The Las Vegas City Council wants more spending money. Last week, the council cut off a group of people eager to pour new cash into city coffers and instead directed staff to shake down strapped constituents for more of their hard-earned dough.

On Sept. 18, the council continued its curious campaign to drive medical marijuana dispensaries into other Southern Nevada jurisdictions, voting 7-0 to impose a six-month moratorium on land use, building permit and business license applications by the industry. Council members claim the city needs half a year to update city code before it will consider allowing the businesses. Talk about stalling.
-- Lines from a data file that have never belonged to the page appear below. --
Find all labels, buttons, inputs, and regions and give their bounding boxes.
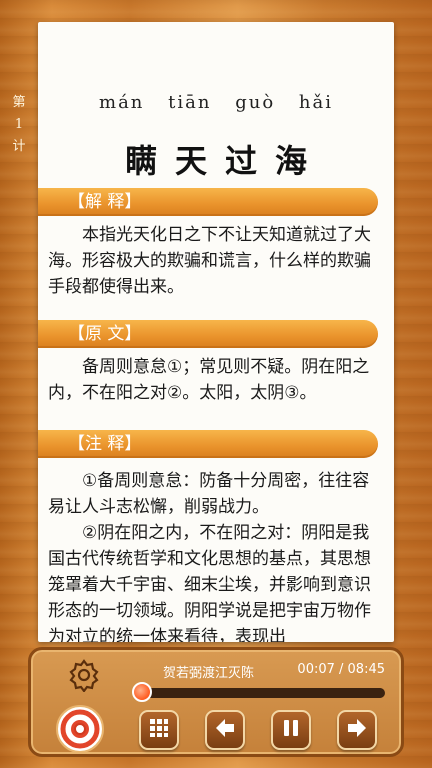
- progress-handle[interactable]: [132, 682, 153, 702]
- side-label-char: 计: [12, 139, 26, 154]
- section-heading-original: 【原 文】: [38, 320, 378, 348]
- side-label-number: 1: [14, 117, 24, 132]
- menu-button[interactable]: [139, 710, 179, 750]
- progress-bar[interactable]: [133, 688, 385, 698]
- side-label-char: 第: [12, 95, 26, 110]
- previous-button[interactable]: [205, 710, 245, 750]
- section-body-original: 备周则意怠①；常见则不疑。阴在阳之内，不在阳之对②。太阳，太阴③。: [48, 354, 386, 406]
- track-name: 贺若弼渡江灭陈: [163, 666, 255, 681]
- pinyin-syllable: tiān: [168, 92, 212, 113]
- grid-icon: [149, 718, 169, 742]
- playback-time: 00:07 / 08:45: [297, 662, 385, 677]
- title-pinyin: mán tiān guò hǎi: [38, 92, 394, 113]
- section-body-explanation: 本指光天化日之下不让天知道就过了大海。形容极大的欺骗和谎言，什么样的欺骗手段都使…: [48, 222, 386, 300]
- pinyin-syllable: hǎi: [298, 92, 333, 113]
- pause-icon: [281, 718, 301, 742]
- gear-icon[interactable]: [67, 658, 101, 693]
- chapter-side-label: 第 1 计: [10, 92, 28, 158]
- pinyin-syllable: guò: [235, 92, 276, 113]
- paragraph: ②阴在阳之内，不在阳之对：阴阳是我国古代传统哲学和文化思想的基点，其思想笼罩着大…: [48, 523, 371, 642]
- section-heading-notes: 【注 释】: [38, 430, 378, 458]
- audio-player: 贺若弼渡江灭陈 00:07 / 08:45: [28, 647, 404, 757]
- section-body-notes: ①备周则意怠：防备十分周密，往往容易让人斗志松懈，削弱战力。 ②阴在阳之内，不在…: [48, 468, 386, 642]
- next-button[interactable]: [337, 710, 377, 750]
- arrow-left-icon: [214, 717, 236, 743]
- page-title: 瞒天过海: [124, 142, 325, 180]
- disc-icon[interactable]: [55, 704, 105, 754]
- paragraph: 本指光天化日之下不让天知道就过了大海。形容极大的欺骗和谎言，什么样的欺骗手段都使…: [48, 225, 371, 297]
- arrow-right-icon: [346, 717, 368, 743]
- content-page[interactable]: mán tiān guò hǎi 瞒天过海 【解 释】 本指光天化日之下不让天知…: [38, 22, 394, 642]
- pause-button[interactable]: [271, 710, 311, 750]
- paragraph: ①备周则意怠：防备十分周密，往往容易让人斗志松懈，削弱战力。: [48, 471, 370, 517]
- paragraph: 备周则意怠①；常见则不疑。阴在阳之内，不在阳之对②。太阳，太阴③。: [48, 357, 370, 403]
- pinyin-syllable: mán: [99, 92, 145, 113]
- section-heading-explanation: 【解 释】: [38, 188, 378, 216]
Worse, in making the motion to approve the moratorium, Mayor Carolyn Goodman denied industry representatives and supporters the opportunity to testify. As reported by the Review-Journal’s Benjamin Spillman, Mayor Goodman told nearly a dozen people in attendance their chance to speak was Sept. 3, when the proposal was forwarded by the council’s Recommending Committee. Attorney Marc TerBeek, who works on medical marijuana regulatory issues, told Mr. Spillman the city is “putting its head in the sand.”

Once state regulations are in place, Mr. TerBeek said, “People are going to open up … and the city of Las Vegas isn’t going to have its own voice in regulating and overseeing the process.”

The council should be going out of its way to work with the industry. The new, bipartisan state law that allows the opening of dispensaries — a long overdue response to a voter-approved constitutional amendment that made medical marijuana legal in Nevada — allows up to 40 such businesses in Clark County. Although prescription drugs are exempt from sales taxes, prescription marijuana is not. A windfall of revenue awaits jurisdictions that attract dispensaries, which will invest millions of dollars in their locations, then sell millions of dollars worth of product.

The City Council is telling prospective dispensaries, which will need months to open their doors, to create their jobs and collect their sales taxes somewhere else.

At that same Sept. 18 meeting, the council voted 7-0 to authorize Stephen Harsin, director of the Department of Parks, Recreation and Neighborhood Services, to boost fees across the board, with the goal of collecting at least $6 million more per year. People who use senior centers, community centers, fields and pavilions can expect to pay much more.

The city could realize at least $6 million in department savings by outsourcing its most outrageous expense: park maintenance. According to TransparentNevada’s salary database, city park maintenance supervisors and crew leaders each received at least $100,000 in total compensation last year. Private-sector landscape maintenance companies do a far better job taking care of homeowner association parks all over the valley at less cost. But this is a nonstarter for the council.

Mayor Goodman, Councilwoman Lois Tarkanian, and Councilmen Steve Ross, Ricki Barlow, Bob Coffin, Stavros Anthony and Bob Beers, what in the world are you thinking?